Si parla di tennis e campioni, ma anche dei cambiamenti vissuti dalla società e dalla cultura negli ultimi cinquant’anni nell’incontro online, organizzato in anteprima da Scrittorincittà 2022, con il giornalista di Sky Sport, Stefano Meloccaro, che dialoga con l’assessore del Comune di Cuneo, Cristina Clerico, presentando il suo ultimo libro, “Colpi di genio”, edito da Sperling&Kupfer nel 2021. L’ennesima manifestazione del filo diretto che lega la cultura al capoluogo della Granda, che, proprio in questi giorni, ha incassato anche la conferma di uno stanziamento di 12,5 milioni dal Pnrr per il completamento della nuova Biblioteca Civica presso la sede del settecentesco Palazzo Santa Croce, nel centro storico.

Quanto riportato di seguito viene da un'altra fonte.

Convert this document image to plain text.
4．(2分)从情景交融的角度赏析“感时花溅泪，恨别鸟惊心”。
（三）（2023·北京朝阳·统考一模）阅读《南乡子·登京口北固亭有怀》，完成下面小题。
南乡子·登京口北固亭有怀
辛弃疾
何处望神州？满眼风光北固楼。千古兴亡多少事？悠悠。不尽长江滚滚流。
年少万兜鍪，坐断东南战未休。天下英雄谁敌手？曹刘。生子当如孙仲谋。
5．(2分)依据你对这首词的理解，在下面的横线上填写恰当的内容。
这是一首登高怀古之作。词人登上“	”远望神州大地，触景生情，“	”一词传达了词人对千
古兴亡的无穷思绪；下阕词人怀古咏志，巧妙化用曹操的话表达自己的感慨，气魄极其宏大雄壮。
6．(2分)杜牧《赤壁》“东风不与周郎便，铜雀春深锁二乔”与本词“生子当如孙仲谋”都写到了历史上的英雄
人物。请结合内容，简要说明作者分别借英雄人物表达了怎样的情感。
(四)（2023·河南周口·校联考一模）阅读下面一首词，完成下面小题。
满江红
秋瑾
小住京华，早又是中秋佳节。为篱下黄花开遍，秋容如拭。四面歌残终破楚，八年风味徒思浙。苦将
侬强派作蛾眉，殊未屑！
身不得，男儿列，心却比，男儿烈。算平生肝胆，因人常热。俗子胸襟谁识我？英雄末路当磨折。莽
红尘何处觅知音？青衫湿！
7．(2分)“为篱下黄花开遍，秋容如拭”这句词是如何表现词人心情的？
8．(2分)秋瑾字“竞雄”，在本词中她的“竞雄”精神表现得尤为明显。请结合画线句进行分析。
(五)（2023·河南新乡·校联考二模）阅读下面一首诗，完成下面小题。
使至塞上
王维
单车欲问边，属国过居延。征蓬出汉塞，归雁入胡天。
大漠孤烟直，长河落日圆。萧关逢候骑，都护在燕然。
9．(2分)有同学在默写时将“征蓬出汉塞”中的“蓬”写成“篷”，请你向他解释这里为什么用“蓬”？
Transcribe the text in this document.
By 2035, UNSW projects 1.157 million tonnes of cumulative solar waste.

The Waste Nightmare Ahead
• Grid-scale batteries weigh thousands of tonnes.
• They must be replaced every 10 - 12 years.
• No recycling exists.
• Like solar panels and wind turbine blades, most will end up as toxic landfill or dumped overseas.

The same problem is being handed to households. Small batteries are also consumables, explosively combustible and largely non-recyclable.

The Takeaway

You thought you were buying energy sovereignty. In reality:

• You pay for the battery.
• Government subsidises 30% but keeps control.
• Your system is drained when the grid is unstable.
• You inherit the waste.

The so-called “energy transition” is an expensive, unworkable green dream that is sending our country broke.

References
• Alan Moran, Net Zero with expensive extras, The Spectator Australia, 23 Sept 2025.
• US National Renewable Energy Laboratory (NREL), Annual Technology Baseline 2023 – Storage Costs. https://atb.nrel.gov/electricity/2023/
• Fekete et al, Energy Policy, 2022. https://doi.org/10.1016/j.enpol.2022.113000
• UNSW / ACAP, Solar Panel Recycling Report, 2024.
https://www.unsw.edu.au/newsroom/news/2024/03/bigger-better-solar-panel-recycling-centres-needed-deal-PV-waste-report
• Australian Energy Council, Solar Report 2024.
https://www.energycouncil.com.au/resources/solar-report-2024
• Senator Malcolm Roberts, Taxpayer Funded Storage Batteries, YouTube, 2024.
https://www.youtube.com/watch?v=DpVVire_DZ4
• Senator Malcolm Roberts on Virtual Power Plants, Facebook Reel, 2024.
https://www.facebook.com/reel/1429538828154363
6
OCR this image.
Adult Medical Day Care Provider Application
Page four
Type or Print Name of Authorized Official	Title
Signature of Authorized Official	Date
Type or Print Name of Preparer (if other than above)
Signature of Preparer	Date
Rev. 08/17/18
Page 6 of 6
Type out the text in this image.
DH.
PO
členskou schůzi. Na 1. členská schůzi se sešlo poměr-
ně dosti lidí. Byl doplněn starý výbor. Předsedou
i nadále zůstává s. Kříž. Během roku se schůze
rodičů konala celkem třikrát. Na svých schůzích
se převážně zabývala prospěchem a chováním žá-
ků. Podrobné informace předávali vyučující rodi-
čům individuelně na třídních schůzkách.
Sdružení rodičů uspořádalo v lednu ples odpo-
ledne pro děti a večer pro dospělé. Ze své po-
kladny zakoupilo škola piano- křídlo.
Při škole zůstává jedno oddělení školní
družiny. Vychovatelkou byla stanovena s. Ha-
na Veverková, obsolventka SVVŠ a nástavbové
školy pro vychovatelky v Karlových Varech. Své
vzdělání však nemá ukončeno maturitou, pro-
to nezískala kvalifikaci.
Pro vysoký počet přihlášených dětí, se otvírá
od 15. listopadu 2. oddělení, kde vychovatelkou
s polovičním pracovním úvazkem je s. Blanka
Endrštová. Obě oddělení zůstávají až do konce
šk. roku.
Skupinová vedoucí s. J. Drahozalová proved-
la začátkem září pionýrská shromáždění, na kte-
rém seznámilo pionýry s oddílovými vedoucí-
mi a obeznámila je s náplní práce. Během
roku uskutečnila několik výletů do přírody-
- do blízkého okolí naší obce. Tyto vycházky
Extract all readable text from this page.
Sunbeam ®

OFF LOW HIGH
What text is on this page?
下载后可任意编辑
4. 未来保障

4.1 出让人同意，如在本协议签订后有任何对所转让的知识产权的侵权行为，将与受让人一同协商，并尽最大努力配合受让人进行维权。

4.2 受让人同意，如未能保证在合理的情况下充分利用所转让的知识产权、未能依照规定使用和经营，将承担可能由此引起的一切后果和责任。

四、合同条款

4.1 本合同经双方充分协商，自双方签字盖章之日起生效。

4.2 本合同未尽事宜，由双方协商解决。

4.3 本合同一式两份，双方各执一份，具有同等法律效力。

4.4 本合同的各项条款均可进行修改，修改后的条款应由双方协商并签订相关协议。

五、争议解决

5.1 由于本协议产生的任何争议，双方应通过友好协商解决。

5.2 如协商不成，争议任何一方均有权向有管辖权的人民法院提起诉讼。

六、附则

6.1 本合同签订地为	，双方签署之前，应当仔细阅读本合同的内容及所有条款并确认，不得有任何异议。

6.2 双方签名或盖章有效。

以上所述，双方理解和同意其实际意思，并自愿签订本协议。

L’incontro con Meloccaro è in programma domani, venerdì 25 febbraio, e sarà l’occasione ideale per tutti gli appassionati e lettori per conoscere da vicino la personalità unica di Stefano, tra i volti più noti del tennis italiano, ma anche un “tuttofare” dei media, avendo lavorato a lungo in radio, televisione e carta stampata.
Nell’epoca dei social network, dovesse descriverci il suo ultimo lavoro con un tweet?
«Direi che è un volume che vuole raccontare la storia recente del tennis, cercando di evidenziare un elemento in particolare: che i tennisti di un tempo erano molto più fighi di quelli di oggi e che questa distanza è frutto soprattutto di un profondo cambiamento culturale vissuto dalla nostra società».
Sotto quale aspetto?
«Dal punto di vista umano. Forse, sotto il piano sportivo i campioni che racconto non erano perfetti come quelli di oggi, ma avevano personalità uniche. La loro diversità si manifestava nel rettangolo di gioco, ma soprattutto fuori: ognuno era pazzo a modo suo. Giocatori difettosi e uomini folli, come Connors, Panatta o McEnroe».
E oggi?
«Oggi, il sistema mediatico impone di essere perfetti e di raccontarsi come tali. Il tennis, di conseguenza, si è allineato, diventando uno spettacolo di macchine automatizzate, cresciute per fare questo sport, ma con personalità clamorosamente omologate».
Si può dire, quindi, che il volume sia un elogio all’imperfezione?
«Una critica, in particolare, all’appiattimento. La fauna diversificata del tennis di un tempo consentiva anche di immedesimarsi nel campione che vedevi vincere. Erano persone come noi, con difetti».
L’epoca dei “big three”, ovvero Federer, Nadal e Djokovic, ha portato, quindi, solo elementi negativi?
«Ovviamente no, ma ha imposto un modello nuovo, in cui la scienza e l’immagine hanno preso il sopravvento. I tre campionissimi, però, hanno a loro volta degli elementi unici. Nadal e Federer, ad esempio, sono artisti, mentre Djokovic è forse il più perfetto essere umano mai sceso su un campo da tennis».
Che ha evidenziato anche delle imperfezioni, in tempi recenti, con la scelta di schierarsi dalla parte dei “no vax”…
«Credo che la sua scelta di opporsi all’obbligo vaccinale sia il prodotto del suo modo di essere sportivo, infinitamente dedito alla cura di sé e contrario a ogni forma di somministrazione che possa modificare il proprio corpo. Questo è anche la dimostrazione di come il tennis sia uno sport olistico, in cui conta anche come si è fuori dal campo».
E quale ruolo gioca l’Italia in questo tennis “nuovo”?
«Un ruolo finalmente da protagonista, frutto di una serie di aspetti che hanno fatto la differenza: scelte federali innovative, una crescente competitività e poi un po’ di sana fortuna. Il destino ha voluto che le cicogne posassero diversi bambini prodigio nel nostro Paese e i risultati si sono visti».
Spostandoci all’attualità, ha seguito la “comparsata” di Fiorello a Sanremo?
«Eccome no. È stato un regalo fatto all’amico Amadeus da un genio come lui. Non avrebbe più dovuto partecipare e invece ha dimostrato ancora una volta la sua grandezza».
Quanto le ha dato condurre con lui “Laos”, lo spin off di “Edicola Fiore”?
«Tantissimo, soprattutto in termini di curriculum (ride, nda). È stata una importante gratificazione personale, ma non nascondo che anche sotto il punto di vista della visibilità per me ha rappresentato la svolta».
Qual è, invece, il suo rapporto con Cuneo?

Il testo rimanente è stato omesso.